C’est de cela maintenant que tout dépend, et y parvenir, c’est être pleinement habile dans le maniement du « transfert ». Vous voyez que les exigences imposées à la technique analytique atteignent en ce point leur summum. On peut ici commettre les fautes les plus graves ou s’assurer les plus grands succès. La tentative de se soustraire aux difficultés en réprimant ou en négligeant le transfert serait insensée ; quoi qu’on ait fait par ailleurs, cela ne mériterait pas le nom d’analyse. Renvoyer le malade dès que s’instaurent les désagréments de sa névrose de transfert n’a pas davantage de sens, et c’est de surcroît une lâcheté ; ce serait à peu près comme si l’on avait conjuré des esprits, et que l’on détalât sitôt qu’ils apparaissent. Certes, parfois, on ne peut effectivement pas faire autrement ; il y a des cas où l’on ne devient pas maître du transfert déchaîné et où il faut interrompre l’analyse, mais on doit du moins avoir lutté de toutes ses forces avec les mauvais esprits. Céder aux exigences du transfert, accomplir les souhaits qu’a le patient d’une satisfaction tendre et sensuelle, n’est pas seulement refusé à juste titre par des considérations morales, mais est aussi, comme moyen technique pour atteindre à ce que vise l’analyse, tout à fait insuffisant. Le névrosé ne peut pas être guéri du seul fait qu’on lui a rendu possible la répétition non corrigée d’un cliché inconscient déjà tout prêt en lui. Si on s’engage avec lui dans des compromis, en lui offrant des satisfactions partielles en échange de sa collaboration ultérieure à l’analyse, il faut veiller à ne pas se mettre dans la situation ridicule de ce prêtre qui doit convertir l’agent d’assurances qui est malade. Le malade reste non converti, mais le prêtre s’en retourne assuré. La seule issue possible à cette situation de transfert est de la ramener au passé du malade, tel qu’il l’a effectivement vécu ou tel qu’il l’a mis en forme par l’activité de sa fantaisie, visant l’accomplissement de souhait. Et cela exige de l’analyste beaucoup d’habileté, de patience, de calme et d’abnégation.

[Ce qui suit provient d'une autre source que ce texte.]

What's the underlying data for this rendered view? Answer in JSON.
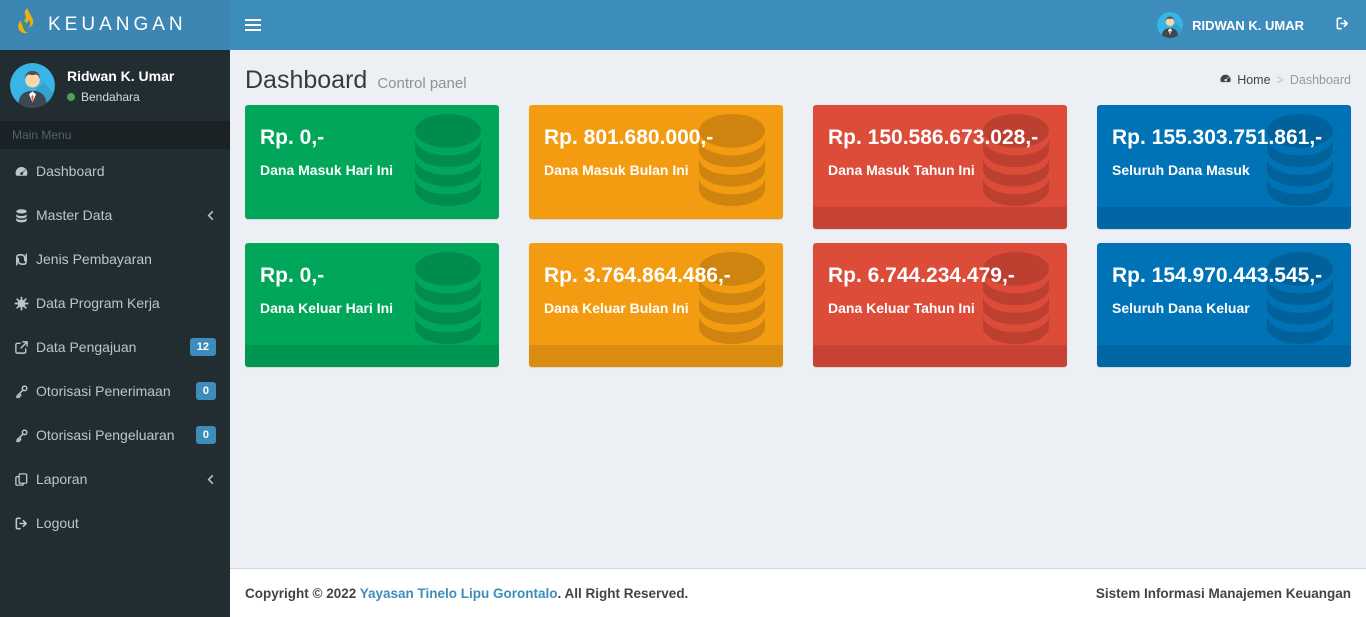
{
  "header": {
    "brand": "KEUANGAN",
    "user_name": "RIDWAN K. UMAR"
  },
  "sidebar": {
    "user": {
      "name": "Ridwan K. Umar",
      "role": "Bendahara"
    },
    "section_label": "Main Menu",
    "items": [
      {
        "label": "Dashboard",
        "icon": "gauge",
        "badge": null,
        "chevron": false
      },
      {
        "label": "Master Data",
        "icon": "database",
        "badge": null,
        "chevron": true
      },
      {
        "label": "Jenis Pembayaran",
        "icon": "shekel",
        "badge": null,
        "chevron": false
      },
      {
        "label": "Data Program Kerja",
        "icon": "gear",
        "badge": null,
        "chevron": false
      },
      {
        "label": "Data Pengajuan",
        "icon": "share-square",
        "badge": "12",
        "chevron": false
      },
      {
        "label": "Otorisasi Penerimaan",
        "icon": "key",
        "badge": "0",
        "chevron": false
      },
      {
        "label": "Otorisasi Pengeluaran",
        "icon": "key",
        "badge": "0",
        "chevron": false
      },
      {
        "label": "Laporan",
        "icon": "copy",
        "badge": null,
        "chevron": true
      },
      {
        "label": "Logout",
        "icon": "sign-out",
        "badge": null,
        "chevron": false
      }
    ]
  },
  "content": {
    "title": "Dashboard",
    "subtitle": "Control panel",
    "breadcrumb": {
      "home": "Home",
      "separator": ">",
      "current": "Dashboard"
    }
  },
  "boxes": [
    {
      "value": "Rp. 0,-",
      "label": "Dana Masuk Hari Ini",
      "color": "#00a65a",
      "footer": false
    },
    {
      "value": "Rp. 801.680.000,-",
      "label": "Dana Masuk Bulan Ini",
      "color": "#f39c12",
      "footer": false
    },
    {
      "value": "Rp. 150.586.673.028,-",
      "label": "Dana Masuk Tahun Ini",
      "color": "#dd4b39",
      "footer": true
    },
    {
      "value": "Rp. 155.303.751.861,-",
      "label": "Seluruh Dana Masuk",
      "color": "#0073b7",
      "footer": true
    },
    {
      "value": "Rp. 0,-",
      "label": "Dana Keluar Hari Ini",
      "color": "#00a65a",
      "footer": true
    },
    {
      "value": "Rp. 3.764.864.486,-",
      "label": "Dana Keluar Bulan Ini",
      "color": "#f39c12",
      "footer": true
    },
    {
      "value": "Rp. 6.744.234.479,-",
      "label": "Dana Keluar Tahun Ini",
      "color": "#dd4b39",
      "footer": true
    },
    {
      "value": "Rp. 154.970.443.545,-",
      "label": "Seluruh Dana Keluar",
      "color": "#0073b7",
      "footer": true
    }
  ],
  "footer": {
    "copyright_prefix": "Copyright © 2022 ",
    "org_link": "Yayasan Tinelo Lipu Gorontalo",
    "copyright_suffix": ". All Right Reserved.",
    "right_text": "Sistem Informasi Manajemen Keuangan"
  },
  "colors": {
    "navbar": "#3c8dbc",
    "logo_bg": "#3b86b3",
    "sidebar_bg": "#222d32",
    "sidebar_section_bg": "#1a2226",
    "badge": "#3c8dbc",
    "link": "#3c8dbc",
    "content_bg": "#ecf0f5",
    "box_green": "#00a65a",
    "box_yellow": "#f39c12",
    "box_red": "#dd4b39",
    "box_blue": "#0073b7",
    "status_online": "#4ea14e"
  }
}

« Et où, selon vous, le névrosé a-t-il vécu le modèle de son amour de transfert ? »

Dans son enfance, en règle générale dans sa relation à l’un des parents. Vous vous souvenez de l’importance qu’il nous a fallu accorder à ces toutes premières relations de sentiment. C’est ici, donc, que le cercle se referme.

[1] Lust.
[2] Lust.
[3] Référence à Breuer et à sa patiente Anna O. Cf. J. Breuer et S. Freud, Studien über Hysterie (Études sur l’hystérie), GW, I ; OCF.P, Il. Cf. aussi la lettre de Freud à S. Zweig du 2 juin 1932.

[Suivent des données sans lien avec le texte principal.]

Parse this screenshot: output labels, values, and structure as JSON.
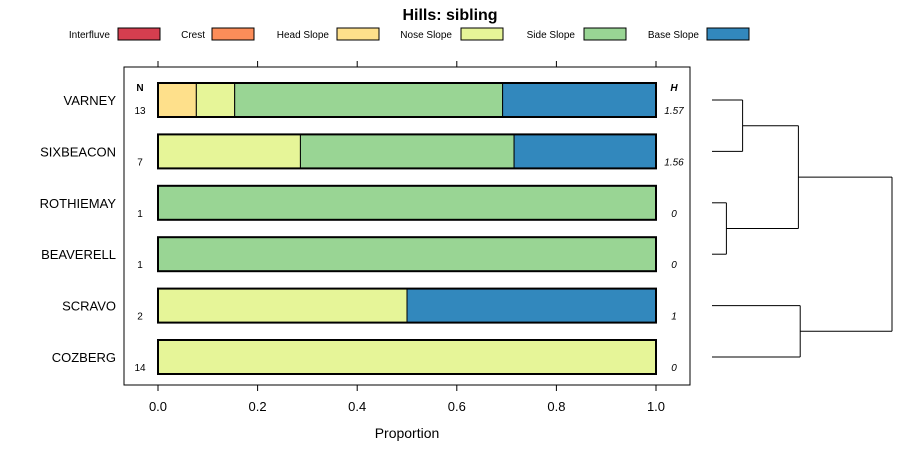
{
  "chart_data": {
    "type": "bar",
    "orientation": "horizontal",
    "stacked": true,
    "title": "Hills: sibling",
    "xlabel": "Proportion",
    "ylabel": "",
    "xlim": [
      0,
      1
    ],
    "x_ticks": [
      "0.0",
      "0.2",
      "0.4",
      "0.6",
      "0.8",
      "1.0"
    ],
    "x_tick_values": [
      0,
      0.2,
      0.4,
      0.6,
      0.8,
      1.0
    ],
    "n_header": "N",
    "h_header": "H",
    "legend": [
      {
        "name": "Interfluve",
        "color": "#D53E4F"
      },
      {
        "name": "Crest",
        "color": "#FC8D59"
      },
      {
        "name": "Head Slope",
        "color": "#FEE08B"
      },
      {
        "name": "Nose Slope",
        "color": "#E6F598"
      },
      {
        "name": "Side Slope",
        "color": "#99D594"
      },
      {
        "name": "Base Slope",
        "color": "#3288BD"
      }
    ],
    "categories": [
      "VARNEY",
      "SIXBEACON",
      "ROTHIEMAY",
      "BEAVERELL",
      "SCRAVO",
      "COZBERG"
    ],
    "n_values": [
      "13",
      "7",
      "1",
      "1",
      "2",
      "14"
    ],
    "h_values": [
      "1.57",
      "1.56",
      "0",
      "0",
      "1",
      "0"
    ],
    "series": [
      {
        "name": "Interfluve",
        "values": [
          0,
          0,
          0,
          0,
          0,
          0
        ]
      },
      {
        "name": "Crest",
        "values": [
          0,
          0,
          0,
          0,
          0,
          0
        ]
      },
      {
        "name": "Head Slope",
        "values": [
          0.077,
          0,
          0,
          0,
          0,
          0
        ]
      },
      {
        "name": "Nose Slope",
        "values": [
          0.077,
          0.286,
          0,
          0,
          0.5,
          1.0
        ]
      },
      {
        "name": "Side Slope",
        "values": [
          0.538,
          0.429,
          1.0,
          1.0,
          0,
          0
        ]
      },
      {
        "name": "Base Slope",
        "values": [
          0.308,
          0.286,
          0,
          0,
          0.5,
          0
        ]
      }
    ],
    "dendrogram": {
      "merges": [
        [
          "VARNEY",
          "SIXBEACON"
        ],
        [
          "ROTHIEMAY",
          "BEAVERELL"
        ],
        [
          "SCRAVO",
          "COZBERG"
        ],
        [
          "VARNEY+SIXBEACON",
          "ROTHIEMAY+BEAVERELL"
        ],
        [
          "top",
          "SCRAVO+COZBERG"
        ]
      ],
      "heights": [
        0.17,
        0.08,
        0.49,
        0.48,
        1.0
      ]
    }
  }
}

[4] [Note de 1935 :] Ce caractère du transfert dans la cure analytique fut le motif principal pour accorder aux motions érotiques un rôle éminent, peut-être un rôle spécifique dans l’étiologie des névroses. Mais, de façon tout à fait générale, la question est de savoir si les motions destructives (ou agressives) peuvent dans toutes les directions émettre la même prétention. Dans la présentation du texte, seules les motions érotiques ont été prises en considération, conformément à une version plus ancienne de la théorie.